Family of AWOL Plane's Pilot in 'Anguish'

W A S H I N G T O N, June 19, 2003 -- The family of a man believed to have been piloting a Boeing 727 that mysteriously took off and disappeared from an Angolan runway last month today told of their anguish as international authorities fear the jetliner could be used for a terrorist act.

In a baffling aviation vanishing act, workers at Luanda Airport in Angola watched dumbfounded on May 25 as the Boeing 727 taxied down the runway and took off — without permission. The plane — which ABCNEWS has learned was refitted to haul diesel fuel tanks, making it a potential flying bomb — has not been seen since.

The man the U.S. government suspects of piloting the 727 is Benjamin Padilla — a U.S. citizen from Florida. Padilla, too, has vanished, and his family is worried.

"I am concerned that he might have been hijacked," Padilla's brother, Joseph, said in an exclusive interview with ABCNEWS.

"It's very painful," said Padilla's sister, Benita Kirkland Padilla. "The whole family is in anguish, not knowing what happened to our brother."

The last time the family heard from Padilla was on May 14, when Benita received an e-mail from her brother informing her that he was on his way to Africa and would get in touch with his ailing mother as soon as he returned home.

But more than a month since their last communication, Padilla has not yet returned home. And with international authorities concerned that the missing jetliner could be used for terrorist purposes, the family maintains that he would never be involved in such a plan.

"Personally, I do not believe he has done anything criminal or terrorist-related," Benita told ABCNEWS' Good Morning America today.

U.S. Officials Stumped

The family believes Padilla, a licensed mechanic and pilot, flew to Angola on behalf of Aerospace Sales and Leasing, a Florida-based company that bought the 727 from American Airlines two years ago. The plane had not been moved for more than a year, and his family believes Padilla went to see whether it was fit to fly.

Neither Padilla's family nor ABCNEWS has been able to reach anyone at Aerospace Sales and Leasing.
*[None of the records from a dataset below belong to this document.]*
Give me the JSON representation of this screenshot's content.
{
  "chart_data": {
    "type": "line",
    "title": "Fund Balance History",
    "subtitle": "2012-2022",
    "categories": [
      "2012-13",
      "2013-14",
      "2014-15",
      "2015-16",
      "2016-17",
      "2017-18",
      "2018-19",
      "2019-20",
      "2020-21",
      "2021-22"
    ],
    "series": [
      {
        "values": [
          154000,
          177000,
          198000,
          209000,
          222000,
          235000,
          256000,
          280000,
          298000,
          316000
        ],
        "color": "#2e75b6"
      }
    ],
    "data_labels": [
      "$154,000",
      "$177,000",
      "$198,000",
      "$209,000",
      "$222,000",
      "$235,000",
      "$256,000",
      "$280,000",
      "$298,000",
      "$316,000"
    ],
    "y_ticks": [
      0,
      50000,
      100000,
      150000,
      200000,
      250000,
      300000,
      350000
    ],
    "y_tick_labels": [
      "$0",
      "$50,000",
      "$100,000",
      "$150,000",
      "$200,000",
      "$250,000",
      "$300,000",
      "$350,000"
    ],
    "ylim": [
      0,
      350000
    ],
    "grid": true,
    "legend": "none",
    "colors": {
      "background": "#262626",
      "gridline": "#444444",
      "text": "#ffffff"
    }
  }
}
No one was at the office when ABCNEWS visited Wednesday and phone calls were not answered.

Despite the use of satellites to scour the African landscape, and a request to all African embassies for information, U.S. officials said they still have no clue about the plane's location.

"We don't have any reliable assessments about what this portends, what it could be, who may be behind it," said White House spokesman Ari Fleischer.

Joseph fears that his brother may have lost control of the plane's hydraulics after taking off and is concerned for his safety.

"If the plane has gone into the water, satellites can't make it out," he told Good Morning America today.

Most intelligence officials believe the plane was stolen to run drugs or guns, or as part of an insurance scam.

However, they have not ruled out the possibility the plane is in the hands of terrorists — perhaps plotting to target U.S. embassies in Africa.

But Benita said she was sure her brother, whom she described as a man with "a sort of nomadic nature," would never voluntarily get involved in any plot against his country's interests. "He was a patriot, he loved his country, he loved to fly," she said.